What are Conventional Commits?

Conventional Commits is a specification for structuring commit messages in the format type(scope): description. The type (feat, fix, docs, etc.) maps to a semver bump level. A feat commit triggers a MINOR bump, a fix triggers a PATCH bump, and a BREAKING CHANGE footer or ! after the type triggers a MAJOR bump. This enables automated version determination from commit history.

What is the difference between semantic-release and Release Please?

semantic-release publishes automatically on every merge to main -- fully hands-off. Release Please creates a "Release PR" that accumulates changes, letting you choose when to release by merging the PR. semantic-release is better for libraries with frequent releases. Release Please suits teams wanting automated version calculation but manual release timing and a review step.

How do I handle breaking changes in semver?

Increment the MAJOR version. In Conventional Commits, add a BREAKING CHANGE: footer to your commit message, or append ! after the type (e.g., feat(api)!: description). Both semantic-release and Release Please detect these markers and bump MAJOR accordingly. Always document what changed and how consumers should migrate in the commit body.

Should I use semver for applications or only libraries?

Semver is most valuable for libraries and APIs where consumers need to assess upgrade risk. For applications (web apps, services) that aren't consumed as dependencies, semver is still useful for tracking releases and generating changelogs, but the MAJOR/MINOR/PATCH distinction matters less since there are no external consumers pinning version ranges.

How do I enforce Conventional Commits across a team?

Three layers: local git hooks via Husky and commitlint (catches issues immediately), CI validation on pull requests (catches anything that bypasses hooks), and PR title linting if using squash merges (since the squash commit message comes from the PR title). Start with CI validation -- it's the hardest to bypass and requires no local setup from developers.

What happens if someone forgets to use Conventional Commits?

If commitlint is configured, the commit is rejected locally or in CI. If commitlint isn't enforced, semantic-release and Release Please will skip non-conforming commits -- they won't trigger any version bump. This is safe but means changes go unreleased. The fix is retroactive: create a new commit with the correct Conventional Commit message that references the missed change.

Conclusion

Semantic versioning gives version numbers meaning. Conventional Commits automate the decision of what that version should be.
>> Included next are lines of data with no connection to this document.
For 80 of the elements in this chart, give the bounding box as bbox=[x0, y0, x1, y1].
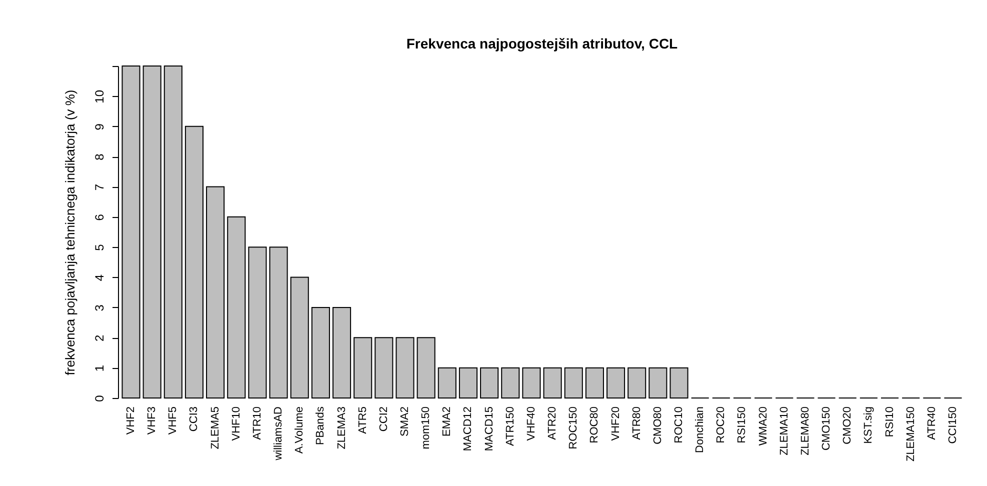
bar bbox=[122, 66, 140, 398]
x-tick-label: ROC80 bbox=[588, 406, 601, 444]
x-tick-label: VHF10 bbox=[230, 406, 242, 441]
bar bbox=[248, 246, 267, 398]
y-tick-label: 3 bbox=[92, 304, 106, 312]
y-tick-label: 8 bbox=[92, 153, 106, 160]
x-tick-label: CMO20 bbox=[842, 406, 854, 444]
y-tick-label: 7 bbox=[92, 184, 106, 191]
x-tick-label: ATR150 bbox=[504, 406, 516, 446]
bar bbox=[290, 276, 309, 398]
bar bbox=[501, 367, 520, 398]
x-tick-label: ROC20 bbox=[715, 406, 728, 444]
y-axis-title: frekvenca pojavljanja tehnicnega indikatorja (v %) bbox=[62, 90, 78, 376]
x-tick-label: KST.sig bbox=[862, 406, 875, 444]
y-tick-label: 2 bbox=[92, 334, 106, 342]
x-tick-label: RSI10 bbox=[884, 406, 896, 438]
bar bbox=[184, 126, 204, 398]
x-tick-label: SMA2 bbox=[399, 406, 411, 436]
bar bbox=[543, 367, 562, 398]
bar bbox=[416, 337, 436, 398]
x-tick-label: ZLEMA3 bbox=[336, 406, 348, 450]
y-tick-label: 6 bbox=[92, 214, 106, 221]
x-tick-label: ATR10 bbox=[251, 406, 264, 440]
x-tick-label: ZLEMA10 bbox=[778, 406, 790, 456]
bar bbox=[227, 216, 246, 398]
bar bbox=[670, 367, 688, 398]
x-tick-label: RSI150 bbox=[736, 406, 748, 444]
x-tick-label: ATR20 bbox=[546, 406, 559, 440]
bar bbox=[564, 367, 583, 398]
x-tick-label: ROC10 bbox=[673, 406, 685, 444]
x-tick-label: ROC150 bbox=[568, 406, 580, 450]
x-tick-label: ZLEMA80 bbox=[799, 406, 812, 456]
chart-title: Frekvenca najpogostejših atributov, CCL bbox=[406, 36, 678, 52]
x-tick-label: ATR40 bbox=[926, 406, 938, 440]
x-tick-label: ATR5 bbox=[356, 406, 369, 434]
x-tick-label: MACD15 bbox=[483, 406, 496, 452]
x-tick-label: CCI2 bbox=[378, 406, 390, 432]
x-tick-label: VHF5 bbox=[167, 406, 180, 435]
bar bbox=[332, 306, 352, 398]
y-tick-label: 0 bbox=[92, 394, 106, 402]
bar bbox=[480, 367, 499, 398]
bar bbox=[311, 306, 330, 398]
x-tick-label: CMO80 bbox=[652, 406, 664, 444]
x-tick-label: williamsAD bbox=[272, 406, 285, 462]
x-tick-label: MACD12 bbox=[462, 406, 474, 452]
x-tick-label: CMO150 bbox=[820, 406, 833, 451]
bar bbox=[396, 337, 414, 398]
x-tick-label: VHF20 bbox=[610, 406, 622, 441]
x-tick-label: CCI3 bbox=[188, 406, 200, 432]
y-tick-label: 10 bbox=[92, 90, 106, 104]
y-tick-label: 1 bbox=[92, 364, 106, 372]
x-tick-label: Donchian bbox=[694, 406, 706, 453]
x-tick-label: mom150 bbox=[420, 406, 432, 450]
bar bbox=[522, 367, 541, 398]
y-tick-label: 9 bbox=[92, 123, 106, 130]
bar bbox=[458, 367, 478, 398]
bar bbox=[164, 66, 182, 398]
bar bbox=[142, 66, 162, 398]
bar bbox=[206, 186, 225, 398]
bar bbox=[585, 367, 604, 398]
x-tick-label: VHF2 bbox=[124, 406, 137, 435]
x-tick-label: A.Volume bbox=[294, 406, 306, 454]
x-tick-label: WMA20 bbox=[757, 406, 770, 446]
bar bbox=[269, 246, 288, 398]
x-tick-label: EMA2 bbox=[441, 406, 454, 436]
bar bbox=[438, 367, 456, 398]
x-tick-label: ZLEMA150 bbox=[904, 406, 917, 462]
x-tick-label: PBands bbox=[314, 406, 327, 446]
bar bbox=[354, 337, 372, 398]
bar bbox=[648, 367, 668, 398]
bar bbox=[606, 367, 626, 398]
bar bbox=[374, 337, 394, 398]
x-tick-label: VHF40 bbox=[525, 406, 538, 441]
x-tick-label: ATR80 bbox=[630, 406, 643, 440]
x-tick-label: CCI150 bbox=[947, 406, 960, 444]
bar bbox=[628, 367, 646, 398]
y-tick-label: 5 bbox=[92, 244, 106, 251]
x-tick-label: VHF3 bbox=[146, 406, 158, 435]
x-tick-label: ZLEMA5 bbox=[209, 406, 222, 450]
y-tick-label: 4 bbox=[92, 274, 106, 282]
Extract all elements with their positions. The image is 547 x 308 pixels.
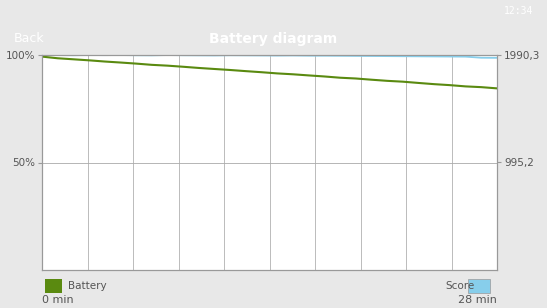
Bar	[468, 279, 490, 293]
Text: 12:34: 12:34	[504, 6, 533, 16]
Text: Battery diagram: Battery diagram	[210, 31, 337, 46]
Text: Score: Score	[445, 281, 474, 291]
Bar	[45, 279, 62, 293]
Text: Battery: Battery	[68, 281, 106, 291]
Text: Back: Back	[14, 32, 44, 45]
Text: 28 min: 28 min	[458, 295, 497, 305]
Text: 0 min: 0 min	[42, 295, 74, 305]
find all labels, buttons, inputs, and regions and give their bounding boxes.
Together with semantic-release or Release Please, you get a fully automated pipeline: write a commit message, merge to main, and the tools handle version bumps, changelogs, git tags, and npm publishing.

Start with commitlint and Husky to enforce the commit format. Add Release Please for automated version management with a review step. Once the team is comfortable with the workflow, consider semantic-release for fully hands-off releases. The investment is a 30-minute setup and slightly more thoughtful commit messages -- the return is zero ambiguity about what shipped and when.